One thing to consider is that Van Riper summoned assets unrealistically he used small boats to avoid detection but then attributed load outs that they couldn't realistically carry.
He also moved information unrealistically assuming that his units could communicate as efficently with paper moved by hand as they could with radios.
There are real, valid criticisms of the lessons we should have learned from the exercise, but it's not as simple as most analyses make it out to be.
IKR? "from a 2002 war game"
Have there really been no other more interesting war games in the last quarter-century, or did all the negative attention this got just result in us never hearing about another one?
There have been far more interesting war games in the last quarter century.[0]
This one shows the the US narrowly winning against China in a conflict over Taiwan. The US wins but with tremendous losses -- specifically in the form many munitions that take years to decades to replace.
And it just so happens that we witnessed a conflict play out just a few months ago and that resulted in a similar depletion of munitions albeit with minimal losses of American ships and aircraft.
What's very troubling about this is that in response the US moved munitions from the pacific into the middle east, leaving Taiwan, South Korea, and Japan in a very vulnerable position.
This may explain why the current US president was unusually obsequious to the leader of China when in the past he had been particularly bellicose.
Also, cool fact: While researching this subject I learned that the engines for most American cruise missiles come from a single company.[1]
[0] https://chinaselectcommittee.house.gov/sites/evo-subsites/se...
[1] https://en.wikipedia.org/wiki/Williams_International
The US has started investing in low cost cruise missiles and drones https://www.twz.com/sea/10000-low-cost-cruise-missiles-in-th...
For ex $300k antiship missiles https://en.wikipedia.org/wiki/Multi-mission_Affordable_Capac...
How is this dissimilar to the Ukrainian "Spider Web" attack on the Russian TU-22M and TU-95 aircraft?
https://en.wikipedia.org/wiki/Operation_Spiderweb
I keep wondering if this is a preview of the future. If I were a nation state looking to initiate hostilities, how "easy" it would be to have a handful of kamikaze drones discretely built and distributed around juicy targets.
Radar, AA, expensive jets, core infrastructure. All attacked as part of an opening salvo which could cripple the enemy's forces on the first day.

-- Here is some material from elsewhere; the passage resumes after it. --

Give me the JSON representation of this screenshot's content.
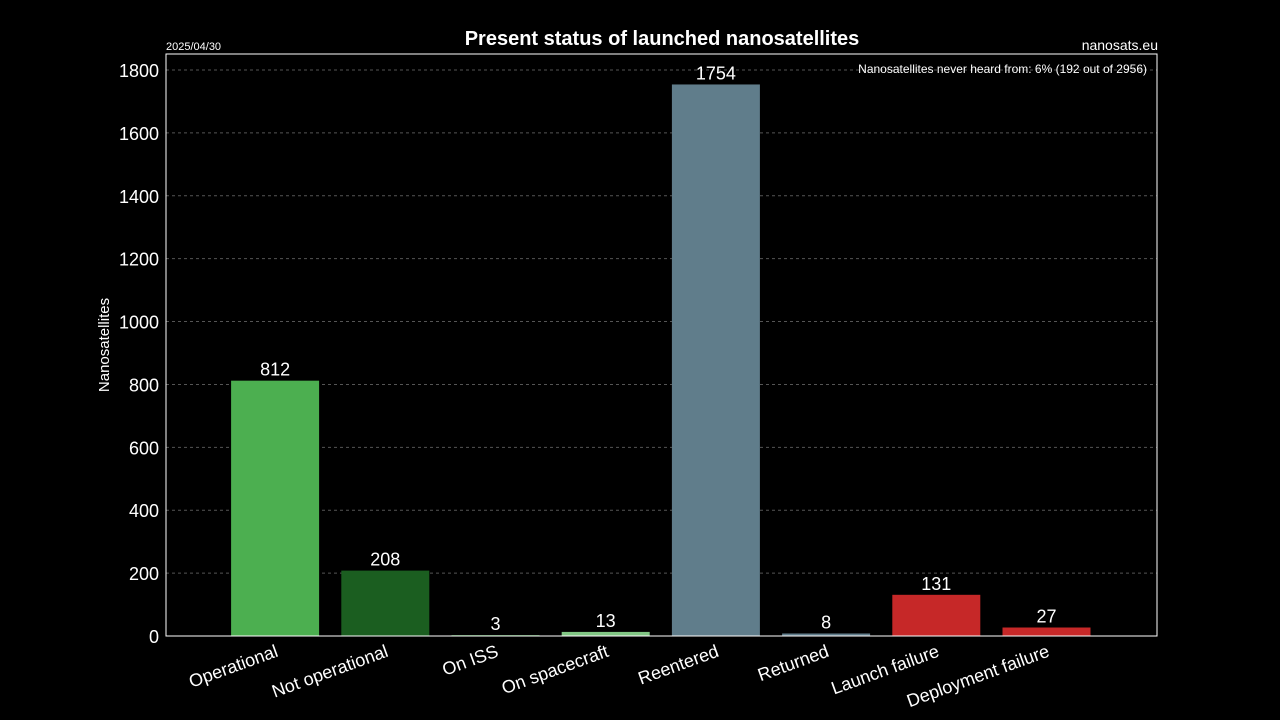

Iran doesn't have real-time spy satellites and Starlink. it can only launch their shitty shaheds at stationary targets in impotent rage like Russia does.
It’s ok to be patriotic, but underestimating your enemy could be foolish or even fatal.
https://www.google.com/search?q=iran+launched+spy+satellite+...
You do not need to be an American to buy a StarLink terminal though. Also, you can use a friend's spy satellite if you don't have your own.
We reacted to this late. But it isn’t a coïncidence that low-cost munitions are now receiving, in the U.S., other countries’ decadeslong weapons budgets.
Did you have to press a special key to get that diacritical, or are you a writer for the New Yorker?
"The simulated U.S. Navy battle group was defeated in ten minutes by an enemy that launched its attacks from commercial ships and using other unconventional means.
The findings of the newly released postmortem from the $250 million Millennium Challenge 2002 exercise foreshadowed “the very challenges the United States would face in... other conflicts since then,” according to Jones, who is FOIA director at the Post."
Cool. Gives hope to Greenland, Canada, and other places threatened by the USA.